As many of you know, I’m currently enrolled at the DIS school in Copenhagen for six weeks learning about textile design. I spent last week blogging about all the amazing designers and artist we’ve come across. Now I’ll show you some of what I’ve been working on. Since we returned from our study tour two weeks ago, we’ve been in the studio everyday printing and creating textile samples.
First we started with the heat transfer method. With this type of printing, you mix dye to create colors, then paint them onto pieces of paper. Once this is dried, you can cut out shapes, layer, and overprint these pieces of dyed paper to create patterns. Once you’ve created your design, you place the dyed paper onto the fabric’s surface, then apply heat. We used a heat press machine, but I assume this could be done by ironing at home. The nice thing about this meathod – you see immediate results, and there isn’t a lengthy wash process, like with screen printing. The bad part, when using synthetic fabric, this particular dye comes out totally different than it looks in dye form or even on the dry paper. The colors change so much when applied to heat. After much trail and error, I came up with these two designs inspired by wood patterns I kept seeing during our trip.
My first attempt at layering with heat transfer to create something tree-looking.
My finished design, using four layers. From background green to black on top, hiding registration marks.
After a few days of this method, we moved to screen printing with fabric and dyes.

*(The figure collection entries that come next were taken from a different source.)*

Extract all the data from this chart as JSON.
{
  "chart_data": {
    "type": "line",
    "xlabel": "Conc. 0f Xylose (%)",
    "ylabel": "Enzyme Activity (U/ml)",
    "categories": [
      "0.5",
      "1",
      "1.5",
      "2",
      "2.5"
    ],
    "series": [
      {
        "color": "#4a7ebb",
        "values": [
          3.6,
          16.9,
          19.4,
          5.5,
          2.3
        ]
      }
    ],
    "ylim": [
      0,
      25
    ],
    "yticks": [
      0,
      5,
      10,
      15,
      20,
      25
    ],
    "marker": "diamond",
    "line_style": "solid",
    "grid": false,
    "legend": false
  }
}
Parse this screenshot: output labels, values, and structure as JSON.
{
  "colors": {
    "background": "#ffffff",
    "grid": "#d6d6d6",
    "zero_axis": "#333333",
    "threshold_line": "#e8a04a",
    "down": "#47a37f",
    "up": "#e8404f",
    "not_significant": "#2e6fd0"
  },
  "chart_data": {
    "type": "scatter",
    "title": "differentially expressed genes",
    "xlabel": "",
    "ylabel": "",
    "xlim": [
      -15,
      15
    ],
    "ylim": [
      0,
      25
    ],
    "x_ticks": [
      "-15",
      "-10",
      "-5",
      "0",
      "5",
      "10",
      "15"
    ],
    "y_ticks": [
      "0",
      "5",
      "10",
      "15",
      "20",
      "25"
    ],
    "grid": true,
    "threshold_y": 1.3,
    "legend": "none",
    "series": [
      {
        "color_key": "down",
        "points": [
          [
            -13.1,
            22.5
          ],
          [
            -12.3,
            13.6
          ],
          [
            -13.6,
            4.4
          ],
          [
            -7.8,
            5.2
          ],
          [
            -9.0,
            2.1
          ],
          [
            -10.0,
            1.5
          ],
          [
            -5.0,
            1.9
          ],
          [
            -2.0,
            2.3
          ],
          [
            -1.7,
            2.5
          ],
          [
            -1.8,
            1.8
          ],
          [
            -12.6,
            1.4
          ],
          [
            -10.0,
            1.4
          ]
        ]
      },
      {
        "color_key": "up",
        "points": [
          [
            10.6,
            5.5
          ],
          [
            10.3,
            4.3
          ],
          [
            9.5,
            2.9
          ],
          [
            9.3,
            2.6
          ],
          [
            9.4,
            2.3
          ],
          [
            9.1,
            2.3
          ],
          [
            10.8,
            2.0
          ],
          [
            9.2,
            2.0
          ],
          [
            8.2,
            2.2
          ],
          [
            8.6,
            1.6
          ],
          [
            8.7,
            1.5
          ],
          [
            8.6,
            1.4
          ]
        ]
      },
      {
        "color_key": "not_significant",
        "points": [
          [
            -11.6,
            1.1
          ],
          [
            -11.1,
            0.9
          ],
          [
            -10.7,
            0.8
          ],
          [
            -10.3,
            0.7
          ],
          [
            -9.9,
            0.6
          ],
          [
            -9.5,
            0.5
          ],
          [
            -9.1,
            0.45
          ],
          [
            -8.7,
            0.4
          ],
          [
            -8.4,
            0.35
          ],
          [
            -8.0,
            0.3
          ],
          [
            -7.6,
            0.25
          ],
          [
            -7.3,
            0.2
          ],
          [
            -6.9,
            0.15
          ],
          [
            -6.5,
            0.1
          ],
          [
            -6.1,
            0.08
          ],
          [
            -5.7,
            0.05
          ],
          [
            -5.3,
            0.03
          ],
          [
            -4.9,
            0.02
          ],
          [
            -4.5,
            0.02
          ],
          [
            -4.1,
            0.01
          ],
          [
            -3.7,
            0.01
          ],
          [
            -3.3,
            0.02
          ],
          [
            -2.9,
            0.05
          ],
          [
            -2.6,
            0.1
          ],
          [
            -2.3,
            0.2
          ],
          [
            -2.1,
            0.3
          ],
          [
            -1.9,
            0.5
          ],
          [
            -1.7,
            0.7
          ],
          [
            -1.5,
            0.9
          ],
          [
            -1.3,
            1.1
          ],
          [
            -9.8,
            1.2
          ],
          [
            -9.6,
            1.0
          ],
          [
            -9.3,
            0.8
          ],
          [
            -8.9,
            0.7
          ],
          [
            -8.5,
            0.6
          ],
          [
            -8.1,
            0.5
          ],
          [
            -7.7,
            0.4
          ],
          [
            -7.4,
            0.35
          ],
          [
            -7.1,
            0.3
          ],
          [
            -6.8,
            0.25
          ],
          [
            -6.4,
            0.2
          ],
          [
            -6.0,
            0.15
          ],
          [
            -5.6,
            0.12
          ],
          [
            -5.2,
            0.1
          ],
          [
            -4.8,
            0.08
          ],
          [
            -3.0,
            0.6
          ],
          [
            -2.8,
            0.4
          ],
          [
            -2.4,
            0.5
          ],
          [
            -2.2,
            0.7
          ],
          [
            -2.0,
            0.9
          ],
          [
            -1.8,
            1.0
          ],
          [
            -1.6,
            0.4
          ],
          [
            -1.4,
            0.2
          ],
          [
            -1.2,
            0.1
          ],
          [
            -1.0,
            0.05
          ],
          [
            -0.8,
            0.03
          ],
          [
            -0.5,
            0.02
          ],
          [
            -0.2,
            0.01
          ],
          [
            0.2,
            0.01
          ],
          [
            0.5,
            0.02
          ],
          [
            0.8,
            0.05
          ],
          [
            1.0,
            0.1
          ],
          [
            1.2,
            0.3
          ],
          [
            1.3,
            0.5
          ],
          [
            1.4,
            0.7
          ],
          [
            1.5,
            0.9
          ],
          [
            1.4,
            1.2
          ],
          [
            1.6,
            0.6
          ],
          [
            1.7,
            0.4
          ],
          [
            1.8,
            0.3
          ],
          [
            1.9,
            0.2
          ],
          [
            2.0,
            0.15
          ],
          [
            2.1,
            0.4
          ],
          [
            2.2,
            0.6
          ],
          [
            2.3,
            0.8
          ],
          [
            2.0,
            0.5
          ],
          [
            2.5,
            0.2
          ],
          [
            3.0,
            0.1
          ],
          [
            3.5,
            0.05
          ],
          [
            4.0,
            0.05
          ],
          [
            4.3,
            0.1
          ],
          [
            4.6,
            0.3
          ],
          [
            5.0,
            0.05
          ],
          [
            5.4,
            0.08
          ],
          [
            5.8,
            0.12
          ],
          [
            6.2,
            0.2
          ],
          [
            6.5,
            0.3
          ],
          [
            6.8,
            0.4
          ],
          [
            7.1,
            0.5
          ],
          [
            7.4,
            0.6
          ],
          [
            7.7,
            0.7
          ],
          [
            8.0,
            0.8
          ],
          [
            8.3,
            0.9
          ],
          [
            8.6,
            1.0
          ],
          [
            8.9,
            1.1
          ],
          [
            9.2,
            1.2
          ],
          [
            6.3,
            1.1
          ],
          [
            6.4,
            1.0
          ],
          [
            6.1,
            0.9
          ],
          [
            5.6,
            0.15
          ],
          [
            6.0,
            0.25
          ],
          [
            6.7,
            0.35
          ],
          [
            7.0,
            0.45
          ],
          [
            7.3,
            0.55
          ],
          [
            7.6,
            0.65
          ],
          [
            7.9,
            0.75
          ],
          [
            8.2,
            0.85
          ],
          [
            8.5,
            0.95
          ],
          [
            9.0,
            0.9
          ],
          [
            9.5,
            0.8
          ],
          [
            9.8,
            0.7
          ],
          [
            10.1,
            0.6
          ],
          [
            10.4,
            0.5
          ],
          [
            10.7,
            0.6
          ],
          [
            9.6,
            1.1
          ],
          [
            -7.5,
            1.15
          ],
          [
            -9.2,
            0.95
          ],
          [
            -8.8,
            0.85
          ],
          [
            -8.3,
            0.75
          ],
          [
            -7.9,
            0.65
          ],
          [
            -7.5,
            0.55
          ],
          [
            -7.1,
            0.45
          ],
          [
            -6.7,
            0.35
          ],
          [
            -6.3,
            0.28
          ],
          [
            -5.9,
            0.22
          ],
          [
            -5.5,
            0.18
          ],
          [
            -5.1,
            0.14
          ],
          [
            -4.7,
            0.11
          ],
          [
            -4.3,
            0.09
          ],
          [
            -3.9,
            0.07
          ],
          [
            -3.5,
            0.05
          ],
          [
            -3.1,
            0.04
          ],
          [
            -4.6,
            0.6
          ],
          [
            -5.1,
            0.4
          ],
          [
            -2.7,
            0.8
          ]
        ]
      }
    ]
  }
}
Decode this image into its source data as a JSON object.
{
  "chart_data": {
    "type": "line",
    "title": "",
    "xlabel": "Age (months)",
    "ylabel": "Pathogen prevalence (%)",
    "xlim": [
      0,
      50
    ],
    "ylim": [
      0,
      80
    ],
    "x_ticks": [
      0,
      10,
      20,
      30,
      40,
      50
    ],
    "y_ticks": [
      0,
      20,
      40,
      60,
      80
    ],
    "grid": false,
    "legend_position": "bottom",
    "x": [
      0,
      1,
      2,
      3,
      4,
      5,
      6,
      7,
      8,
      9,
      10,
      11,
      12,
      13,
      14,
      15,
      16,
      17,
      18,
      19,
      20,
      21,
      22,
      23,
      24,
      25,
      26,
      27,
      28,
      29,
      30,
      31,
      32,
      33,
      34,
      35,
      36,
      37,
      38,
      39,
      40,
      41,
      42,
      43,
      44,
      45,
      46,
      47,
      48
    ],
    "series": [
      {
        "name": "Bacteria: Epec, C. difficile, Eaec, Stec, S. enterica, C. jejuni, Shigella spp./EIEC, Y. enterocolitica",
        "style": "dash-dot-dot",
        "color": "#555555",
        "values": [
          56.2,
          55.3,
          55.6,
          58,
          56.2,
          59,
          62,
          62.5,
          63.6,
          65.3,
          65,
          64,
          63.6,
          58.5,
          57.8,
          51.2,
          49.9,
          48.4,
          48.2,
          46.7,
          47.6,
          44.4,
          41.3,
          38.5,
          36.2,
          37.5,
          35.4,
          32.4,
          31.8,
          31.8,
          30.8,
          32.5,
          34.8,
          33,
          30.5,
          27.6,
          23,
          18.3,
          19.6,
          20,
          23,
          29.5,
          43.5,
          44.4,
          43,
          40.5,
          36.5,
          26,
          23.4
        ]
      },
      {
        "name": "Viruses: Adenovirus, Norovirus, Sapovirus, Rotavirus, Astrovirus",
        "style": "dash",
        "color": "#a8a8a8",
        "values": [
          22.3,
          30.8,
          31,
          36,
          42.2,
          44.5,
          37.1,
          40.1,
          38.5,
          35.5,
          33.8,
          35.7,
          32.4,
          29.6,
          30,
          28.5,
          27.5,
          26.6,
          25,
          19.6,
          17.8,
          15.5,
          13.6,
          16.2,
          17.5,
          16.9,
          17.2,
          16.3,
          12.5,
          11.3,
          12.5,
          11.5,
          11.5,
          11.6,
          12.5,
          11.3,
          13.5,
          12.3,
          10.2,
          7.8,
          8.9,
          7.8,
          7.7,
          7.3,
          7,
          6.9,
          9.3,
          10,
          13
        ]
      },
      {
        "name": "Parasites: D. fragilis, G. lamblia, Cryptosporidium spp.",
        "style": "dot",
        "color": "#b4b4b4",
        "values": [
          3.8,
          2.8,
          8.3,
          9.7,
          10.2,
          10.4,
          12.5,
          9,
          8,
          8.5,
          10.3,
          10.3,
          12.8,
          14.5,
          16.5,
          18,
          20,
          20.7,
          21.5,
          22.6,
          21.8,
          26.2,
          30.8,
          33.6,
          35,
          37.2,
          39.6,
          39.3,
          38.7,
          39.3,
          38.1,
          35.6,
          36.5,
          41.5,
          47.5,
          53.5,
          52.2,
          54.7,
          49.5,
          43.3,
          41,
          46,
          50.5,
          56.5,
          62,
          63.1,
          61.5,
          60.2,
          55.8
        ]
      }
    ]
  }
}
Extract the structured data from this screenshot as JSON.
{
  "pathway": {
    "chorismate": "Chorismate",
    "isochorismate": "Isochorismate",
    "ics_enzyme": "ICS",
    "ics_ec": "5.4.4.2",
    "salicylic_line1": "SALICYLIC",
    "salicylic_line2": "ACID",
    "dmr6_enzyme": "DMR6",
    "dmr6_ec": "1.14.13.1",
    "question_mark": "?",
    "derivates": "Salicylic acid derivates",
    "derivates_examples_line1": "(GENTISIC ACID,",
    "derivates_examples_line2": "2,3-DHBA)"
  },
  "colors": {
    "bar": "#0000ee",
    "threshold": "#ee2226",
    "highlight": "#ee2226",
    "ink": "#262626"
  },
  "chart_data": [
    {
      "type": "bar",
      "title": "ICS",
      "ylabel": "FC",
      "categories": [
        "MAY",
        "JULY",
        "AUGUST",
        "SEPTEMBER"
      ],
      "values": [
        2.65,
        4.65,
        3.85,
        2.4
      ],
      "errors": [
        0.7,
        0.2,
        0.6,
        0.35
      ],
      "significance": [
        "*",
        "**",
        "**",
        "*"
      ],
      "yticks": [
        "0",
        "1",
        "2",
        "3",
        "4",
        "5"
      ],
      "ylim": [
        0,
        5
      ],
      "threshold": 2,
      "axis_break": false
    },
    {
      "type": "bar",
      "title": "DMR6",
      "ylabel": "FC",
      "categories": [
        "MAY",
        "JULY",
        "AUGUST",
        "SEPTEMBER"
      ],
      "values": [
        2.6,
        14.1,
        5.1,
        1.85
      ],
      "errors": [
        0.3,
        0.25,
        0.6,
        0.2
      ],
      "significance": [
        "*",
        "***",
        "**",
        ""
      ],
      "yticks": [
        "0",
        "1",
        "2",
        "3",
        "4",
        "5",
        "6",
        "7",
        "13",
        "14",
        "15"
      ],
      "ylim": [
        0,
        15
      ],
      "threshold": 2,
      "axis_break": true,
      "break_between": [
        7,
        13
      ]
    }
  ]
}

I’ve had experience with ink and paper screen printing so the process came quickly to me. BUT – fabric takes SOOO much longer to dry, so I quickly became frustrated by how much longer screen printing fabric takes. If you don’t wait for your layers or dry, you’ll ruin your print and the colors will mix or run. The first few days we used cut outs and open screens to create designs. This is a great way to screen print at home. It’s very similar to the method of using contact paper to create a stencil. The last few days we burned a screen to create a stencil with photo emulation. This allows for more intricate designs with finer detail. While I love screen printing, each design has to be steamed, then washed in cold and hot water (4 or 5 washes sometimes), then boiled, washed one more time, then dried. By this point your colors have likely changed and faded. One of my plaid designs I was so excited about pre-wash faded into light neon pastels post-wash. But it’s all part of the process I guess.
Above: First stripe design created using paper cutouts.
Above: My final stripe design.
Above: My paid before washing (and fading).
This design was created using cutouts, which I later turned into a series studying overlapping.
Below: After this series, I moved to photo stencils, and I created the following designs:
I wanted to create a series of 3 textiles with the same colors and different variations on the same theme.
Above may be my final pattern turned into a digital print .. but I’m coming up with some new ideas this weekend.
In this design I played with just my stencils and no solid circles of color.
The colors aren’t quite right but interesting to see.